The present invention relates to a system consisting of reusable components for implementing data warehousing (DW) and business intelligence (BI) solutions. The system is a combination of various components that would enable to have an access to the best practices as well as certain domain and business function specific data models, components, applications that enable building an integrated data warehousing (DW) and business intelligence (BI) infrastructure faster as well as enable their easy maintenance and support.
Further, the system provides an enriched framework which assists in applying certain unique concepts, experiences, philosophies and pre-packaged solutions to all its data warehousing and business intelligence engagements.
The data warehouse is a subject-oriented, integrated, time-variant, non-volatile collection of data used to support the strategic decision-making process for the enterprise. The data warehouse supports online analytical processing (OLAP), data mining and other statistical/analytical and related decision support applications, the functional and performance requirements of which are quite different from those of the online transactional processing (OLTP).
Thus, the unique combination of DW and BI addresses every requirement. The components play a very vital role in ensuring the achievement of objectives relating to DW and BI engagements.
The known systems available in the market such as Informatica Analytical Applications and Business Objects Application Foundation to just name a few. Informatica Analytical Applications offers pre-built data models for customer analytics, financial analytics, HR analytics and supply chain analytics. The system also offers the functionality of data integration and information delivery thorugh Informatica PowerCentre and Informatica Power Analyser respectively, which are two separate products. Similarly, Business Objects Application Foundation is a framework for delivering analytical applications. It comes with pre-built matrices, business rules which enable various kinds of analysis apart from offering the functionality to perform predictive analysis and statistical process control.
The known systems however suffer from certain deficiencies.
1. They are products which need to be purchased.
2. These products are tied to their own extraction and information delivery tools, which means customers have to purchase these tools separately
3. These products do not come with pre-built data mappings with any of the standard data sources.
4. Lack of pre-built data mappings also means that any version changes in any of the standard data sources would require re-mapping the data sources with the target data models.
An object of the present invention is therefore to provide a system to be utilised in DW and BI service engagements including plan, build and operate and across specialised service offerings.
Another object of the present invention is to enable DW and BI to build an asset bass of reusable objects.

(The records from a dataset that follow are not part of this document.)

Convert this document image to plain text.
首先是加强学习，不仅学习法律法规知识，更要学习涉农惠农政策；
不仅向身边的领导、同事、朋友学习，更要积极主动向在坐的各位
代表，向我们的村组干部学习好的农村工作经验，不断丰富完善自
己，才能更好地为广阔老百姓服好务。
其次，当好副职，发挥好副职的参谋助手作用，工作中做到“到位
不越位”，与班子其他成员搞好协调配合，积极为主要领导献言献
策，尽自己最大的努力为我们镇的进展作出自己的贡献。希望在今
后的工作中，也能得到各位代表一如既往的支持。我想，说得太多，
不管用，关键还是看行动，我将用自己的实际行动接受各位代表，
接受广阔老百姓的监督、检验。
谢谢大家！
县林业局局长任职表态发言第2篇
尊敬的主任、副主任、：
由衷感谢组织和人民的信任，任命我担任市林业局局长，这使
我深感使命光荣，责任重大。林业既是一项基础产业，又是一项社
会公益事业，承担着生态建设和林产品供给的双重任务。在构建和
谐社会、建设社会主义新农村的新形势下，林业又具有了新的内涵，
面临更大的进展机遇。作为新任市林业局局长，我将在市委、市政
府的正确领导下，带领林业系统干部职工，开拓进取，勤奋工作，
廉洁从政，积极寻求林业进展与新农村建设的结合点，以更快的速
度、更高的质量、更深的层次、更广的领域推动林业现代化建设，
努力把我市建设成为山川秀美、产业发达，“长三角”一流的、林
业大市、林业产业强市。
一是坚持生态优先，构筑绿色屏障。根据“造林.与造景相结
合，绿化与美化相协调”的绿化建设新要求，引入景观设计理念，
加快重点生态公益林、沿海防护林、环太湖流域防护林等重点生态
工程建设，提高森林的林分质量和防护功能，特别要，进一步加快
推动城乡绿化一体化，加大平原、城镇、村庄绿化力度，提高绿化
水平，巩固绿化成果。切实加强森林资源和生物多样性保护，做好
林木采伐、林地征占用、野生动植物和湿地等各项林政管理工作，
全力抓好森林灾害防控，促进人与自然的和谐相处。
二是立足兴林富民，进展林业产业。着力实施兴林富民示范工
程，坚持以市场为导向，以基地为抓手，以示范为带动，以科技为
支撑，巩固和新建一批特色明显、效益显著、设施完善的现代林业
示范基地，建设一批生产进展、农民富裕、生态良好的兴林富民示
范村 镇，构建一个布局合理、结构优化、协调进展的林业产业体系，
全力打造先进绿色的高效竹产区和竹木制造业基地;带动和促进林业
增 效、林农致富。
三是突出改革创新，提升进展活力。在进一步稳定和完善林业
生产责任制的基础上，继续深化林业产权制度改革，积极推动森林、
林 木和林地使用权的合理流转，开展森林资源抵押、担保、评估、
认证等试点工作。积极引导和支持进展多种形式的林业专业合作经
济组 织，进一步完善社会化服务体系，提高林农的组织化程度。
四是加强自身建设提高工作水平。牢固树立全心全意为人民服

Yet another object of the present invention is to increase DW and BI engagement productivity.
A further object of the present invention is to ensure uniformity in approach to all DW and BI engagements.
Still another object of the present invention is to provide a structured channel for capturing engagement knowledge as well as to act as a self-reinforcing feedback loop.
Still further object of the present invention is to develop, test and incorporate applications that are necessary to plug gaps, in a cost effective manner, in the available set of tools and technologies.
The system of the present invention using reusable components solves the above deficiencies. The system uses reusable components consisting of pre-built vertical specific data models and key performance indications (KPIs) and pre-built maplets linking standard source systems to the vertical specific KPIs, to aid faster and cost effective implementation of data warehousing and business intelligence projects. While the system's data model component houses the vertical specific data models and KPIs, the metadata component houses the technical and business metadata along with the associated mappings. Being compliant with the common warehouse metamodel (CWM), the system is extraction and reporting tool neutral. In other words, the technical and business metadata can be exported to any of the CWM compliant extraction and reporting tools available in the market. It also consists of an algrorithm to automatically detect version changes in the standard source systems.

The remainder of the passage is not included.